When The Drums’ song ‘Money’ was released in 2011, I remember how critics interpreted it as an anthem of the economic recession. What does it feel like when a song takes on a life of its own in that way?

Oh, you mean how everyone thought I was a big fan of surfing and was from California [due to The Drums’ song ‘Let’s Go Surfing’]? [Laughter]

Right? You’ve probably experienced that a lot!

You know what? There’s a bunch of different ways I could answer that, but I think what I would say is: I’m not really in the business of caring too much about how people perceive my music, really. As long as they don’t get it grossly wrong.
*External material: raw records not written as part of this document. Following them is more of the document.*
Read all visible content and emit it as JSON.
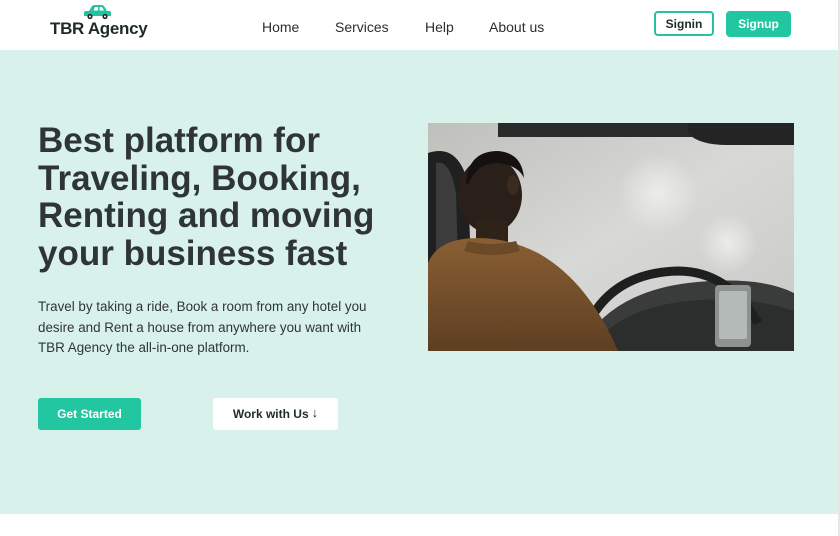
{
  "brand": {
    "name": "TBR Agency",
    "accent_color": "#22c7a1",
    "logo_icon": "car-icon"
  },
  "nav": {
    "items": [
      {
        "label": "Home"
      },
      {
        "label": "Services"
      },
      {
        "label": "Help"
      },
      {
        "label": "About us"
      }
    ]
  },
  "auth": {
    "signin_label": "Signin",
    "signup_label": "Signup"
  },
  "hero": {
    "background_color": "#d8f2eb",
    "title_lines": [
      "Best platform for",
      "Traveling, Booking,",
      "Renting and moving",
      "your business fast"
    ],
    "description_lines": [
      "Travel by taking a ride, Book a room from any hotel you",
      "desire and Rent a house from anywhere you want with",
      "TBR Agency the all-in-one platform."
    ],
    "primary_cta": "Get Started",
    "secondary_cta": "Work with Us",
    "secondary_cta_icon": "arrow-down-icon",
    "image_subject": "driver-in-car-photo"
  }
}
If people thought ‘Money’ was the anthem of economic woes of 2011 – they’re not that far off, I was singing about being broke. So that’s not so crazy, and that’s fine.

If people had said, ‘Oh, this is a song that’s anti-abortion rights,’ or something, then I would say, ‘That’s crazy and you’re wrong.’ But it was pretty close.

My rule is, I write things that reflect where I am, and reflect the moment for me. Beyond that, I can’t control much. So, instead of putting energy into trying to convince everyone about something, I’d rather just continue making new work and letting the world spin.

Jonny, you’ve been really generous with your time. It’s been a pleasure talking with you, I appreciate it.

Hey, I appreciate your thoughtfulness throughout this entire interview. It’s not always the case, so I appreciate it.